01/07/19

"Mitos climáticos" 9

Com a devida vénia ao Alberto Gonçalves, As crianças que lutam por um mundo pior

"Acima de tudo, ou exactamente abaixo, há a segunda “greve climática estudantil”. Não sei se a adesão foi maior ou menor do que a primeira, realizada em Março. Sei que desta vez as nossas crianças (salvo seja) não precisaram de seguir uma modelo sueca (salvo seja), a divertida “activista” Greta. Em dois meses, o empreendedorismo pátrio conseguiu produzir “activistas” próprios, e logo em dose dupla: Alice Gato e Gil Ubaldo. A menina Alice e o menino Gil concederam uma entrevista à Renascença e ao Público, e a entrevista é um primor.

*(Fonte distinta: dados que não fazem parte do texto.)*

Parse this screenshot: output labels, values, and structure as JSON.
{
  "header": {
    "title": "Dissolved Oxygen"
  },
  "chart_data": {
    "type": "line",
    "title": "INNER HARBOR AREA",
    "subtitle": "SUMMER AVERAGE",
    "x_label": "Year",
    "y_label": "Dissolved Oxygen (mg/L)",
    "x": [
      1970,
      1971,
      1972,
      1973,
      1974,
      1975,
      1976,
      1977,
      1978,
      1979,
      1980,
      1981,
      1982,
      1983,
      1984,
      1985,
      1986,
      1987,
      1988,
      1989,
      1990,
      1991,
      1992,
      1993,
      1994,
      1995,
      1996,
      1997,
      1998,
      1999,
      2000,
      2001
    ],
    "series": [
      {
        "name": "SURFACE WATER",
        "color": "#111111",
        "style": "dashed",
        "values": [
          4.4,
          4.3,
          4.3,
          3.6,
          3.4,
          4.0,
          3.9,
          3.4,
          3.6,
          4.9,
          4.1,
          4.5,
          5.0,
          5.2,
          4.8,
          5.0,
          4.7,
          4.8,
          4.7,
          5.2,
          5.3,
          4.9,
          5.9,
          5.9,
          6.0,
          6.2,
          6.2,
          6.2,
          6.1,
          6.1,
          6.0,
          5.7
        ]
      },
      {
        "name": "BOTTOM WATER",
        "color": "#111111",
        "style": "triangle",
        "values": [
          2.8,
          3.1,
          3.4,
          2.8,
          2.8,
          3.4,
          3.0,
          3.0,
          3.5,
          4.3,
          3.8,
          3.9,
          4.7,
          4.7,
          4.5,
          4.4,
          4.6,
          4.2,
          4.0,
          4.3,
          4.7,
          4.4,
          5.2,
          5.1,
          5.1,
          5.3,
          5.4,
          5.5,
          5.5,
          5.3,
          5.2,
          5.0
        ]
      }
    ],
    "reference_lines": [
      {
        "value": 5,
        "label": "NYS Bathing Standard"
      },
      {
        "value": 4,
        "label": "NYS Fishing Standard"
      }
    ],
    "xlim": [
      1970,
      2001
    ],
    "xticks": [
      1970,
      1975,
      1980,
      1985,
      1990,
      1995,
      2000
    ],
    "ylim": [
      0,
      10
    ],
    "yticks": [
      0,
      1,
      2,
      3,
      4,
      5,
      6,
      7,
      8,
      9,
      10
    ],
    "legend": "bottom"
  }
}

Para começar, uma das jornalistas parece falar com a menina Alice e com o menino Gil como se falasse com a pequenita Maria Armanda à época em que “Eu Vi Um Sapo” venceu o Sequim D’Ouro. Para continuar, a menina Alice e o menino Gil falam com as jornalistas como se fossem a pequenita Maria Armanda – mas sob os efeitos de uma educação deficitária em juízo e pródiga em clichés.

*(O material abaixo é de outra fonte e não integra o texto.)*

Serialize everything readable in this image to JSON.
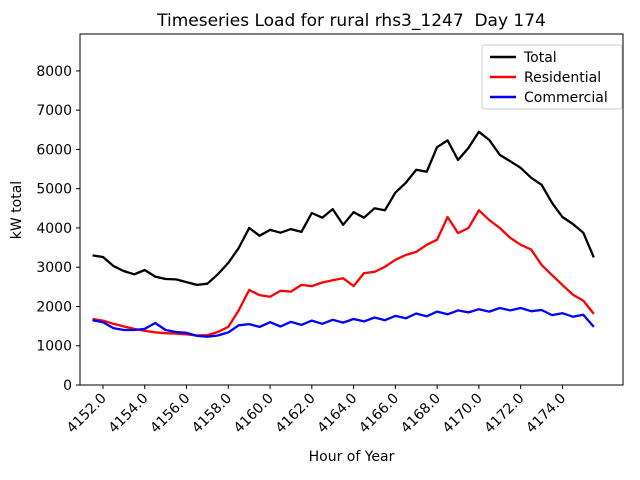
{
  "chart_data": {
    "type": "line",
    "title": "Timeseries Load for rural rhs3_1247  Day 174",
    "xlabel": "Hour of Year",
    "ylabel": "kW total",
    "grid": false,
    "legend_position": "upper right",
    "xlim": [
      4150.9,
      4176.9
    ],
    "ylim": [
      0,
      8940
    ],
    "x_tick_values": [
      4152,
      4154,
      4156,
      4158,
      4160,
      4162,
      4164,
      4166,
      4168,
      4170,
      4172,
      4174
    ],
    "x_tick_labels": [
      "4152.0",
      "4154.0",
      "4156.0",
      "4158.0",
      "4160.0",
      "4162.0",
      "4164.0",
      "4166.0",
      "4168.0",
      "4170.0",
      "4172.0",
      "4174.0"
    ],
    "y_tick_values": [
      0,
      1000,
      2000,
      3000,
      4000,
      5000,
      6000,
      7000,
      8000
    ],
    "y_tick_labels": [
      "0",
      "1000",
      "2000",
      "3000",
      "4000",
      "5000",
      "6000",
      "7000",
      "8000"
    ],
    "x": [
      4151.5,
      4152.0,
      4152.5,
      4153.0,
      4153.5,
      4154.0,
      4154.5,
      4155.0,
      4155.5,
      4156.0,
      4156.5,
      4157.0,
      4157.5,
      4158.0,
      4158.5,
      4159.0,
      4159.5,
      4160.0,
      4160.5,
      4161.0,
      4161.5,
      4162.0,
      4162.5,
      4163.0,
      4163.5,
      4164.0,
      4164.5,
      4165.0,
      4165.5,
      4166.0,
      4166.5,
      4167.0,
      4167.5,
      4168.0,
      4168.5,
      4169.0,
      4169.5,
      4170.0,
      4170.5,
      4171.0,
      4171.5,
      4172.0,
      4172.5,
      4173.0,
      4173.5,
      4174.0,
      4174.5,
      4175.0,
      4175.5
    ],
    "series": [
      {
        "name": "Total",
        "color": "#000000",
        "values": [
          3300,
          3260,
          3030,
          2900,
          2820,
          2930,
          2760,
          2700,
          2690,
          2620,
          2550,
          2580,
          2820,
          3110,
          3490,
          4000,
          3800,
          3950,
          3880,
          3970,
          3900,
          4380,
          4260,
          4480,
          4080,
          4400,
          4260,
          4500,
          4450,
          4900,
          5150,
          5480,
          5430,
          6060,
          6230,
          5730,
          6040,
          6450,
          6240,
          5860,
          5700,
          5530,
          5280,
          5100,
          4640,
          4280,
          4100,
          3880,
          3250
        ]
      },
      {
        "name": "Residential",
        "color": "#ff0000",
        "values": [
          1680,
          1640,
          1560,
          1490,
          1430,
          1380,
          1340,
          1320,
          1310,
          1290,
          1260,
          1270,
          1350,
          1480,
          1900,
          2420,
          2290,
          2250,
          2400,
          2380,
          2550,
          2520,
          2610,
          2670,
          2720,
          2520,
          2850,
          2880,
          3010,
          3190,
          3310,
          3390,
          3570,
          3700,
          4280,
          3870,
          4000,
          4450,
          4200,
          4000,
          3750,
          3570,
          3450,
          3060,
          2800,
          2550,
          2300,
          2150,
          1810
        ]
      },
      {
        "name": "Commercial",
        "color": "#0000ff",
        "values": [
          1650,
          1600,
          1450,
          1400,
          1400,
          1430,
          1580,
          1400,
          1350,
          1330,
          1250,
          1230,
          1260,
          1340,
          1520,
          1550,
          1480,
          1600,
          1490,
          1610,
          1530,
          1640,
          1560,
          1660,
          1590,
          1680,
          1620,
          1720,
          1650,
          1760,
          1700,
          1820,
          1750,
          1870,
          1800,
          1900,
          1850,
          1930,
          1870,
          1960,
          1900,
          1960,
          1880,
          1910,
          1780,
          1830,
          1740,
          1790,
          1480
        ]
      }
    ]
  }
}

Exemplos? Vamos a eles: “O 15 de Março foi o início de uma luta e o 24 de Maio é para demonstrar que não nos vamos embora até essa luta ter alguma resposta”; “Para sermos rebeldes e agirmos contra o sistema, temos de começar na juventude. Temos reivindicações sérias e vamos sair à rua para mostrar isso até ao fim”; “Nós até temos crianças da primária a irem às nossas manifestações. E há um grande envolvimento dos professores e dos pais”; “Sim, é verdade, nós faltamos às aulas. A greve estimula muita gente a ter uma acção diária. Faltar às aulas é o menor do nosso problema. Não vale a pena estarmos a ir a uma aula, quando o nosso sistema de ensino não nos incentiva a agir por aquilo que nós acreditamos”; “É como a Greta diz: Nós não conseguimos mudar o clima sem mudar o sistema”; “A nossa luta é transversal e, enquanto lutamos pelo clima, não podemos deixar para trás a luta laboral. Além disso, reivindicamos o melhoramento eficaz da rede de transportes públicos, de modo a reduzir o uso do transporte particular”. E a minha atoarda favorita, a propósito dos objectivos do “movimento”: “Termos 100% de energias renováveis até 2030 e a proibição da exploração de energias fósseis em Portugal”.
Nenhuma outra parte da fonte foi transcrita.